R=\left\\{ \left( a,b \right):\left| a-b \right|\text{ is a simple multiple of 4} \right\\}
\And A=\left\\{ 0,1,2,3,4,5,6,7,8,9,10,11,12 \right\\} .
Here, a=1.

a| b| $\left| a-b \right|$ | Is $\left| a-b \right|$ a multiple of 4
---|---|---|---
1| 1| $\left| 1-1 \right|=\left| 0 \right|=0$ | Yes
1| 2| $\left| 1-2 \right|=\left| -1 \right|=1$ | No
1| 3| $\left| 1-3 \right|=\left| -1 \right|=2$| No
1| 4| $\left| 1-4 \right|=\left| -3 \right|=3$| No
1| 5| $\left| 1-5 \right|=\left| -4 \right|=4$| Yes
1| 6| $\left| 1-6 \right|=\left| -5 \right|=5$| No
1| 7| $\left| 1-7 \right|=\left| -6 \right|=6$| no
1| 8| $\left| 1-8 \right|=\left| -7 \right|=7$| No
1| 9| $\left| 1-9 \right|=\left| -8 \right|=8$| Yes
1| 10| $\left| 1-10 \right|=\left| -9 \right|=9$| No
1| 11| $\left| 1-11 \right|=\left| -10 \right|=10$| No
1| 12| $\left| 1-12 \right|=\left| -11 \right|=11$| No

Hence, The set of elements related to 1 are \left\\{ 1,5,9 \right\\} .
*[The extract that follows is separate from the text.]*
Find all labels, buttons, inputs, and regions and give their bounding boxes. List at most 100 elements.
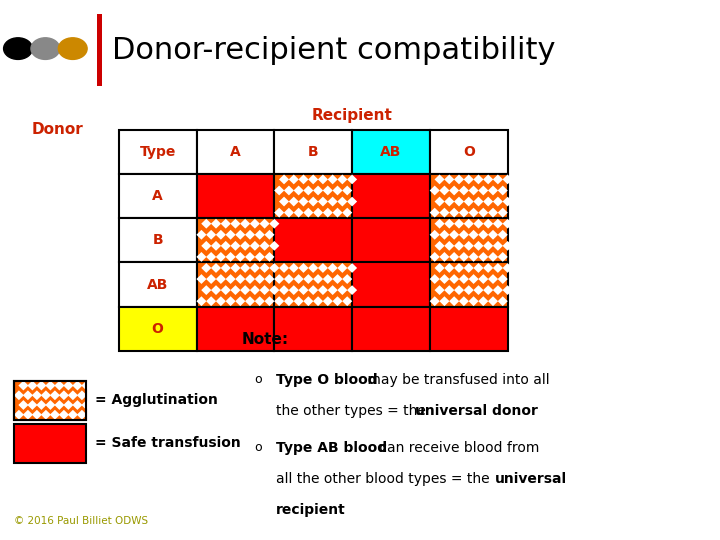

Note: The relation which is reflexive, symmetric and transitive is known as equivalence relation. To prove that the given relation is equivalence i.e. reflexive, symmetric and transitive, we can’t use just one example to prove each, instead we need to prove the conditions of reflexivity, symmetricity and transitivity for all possible cases.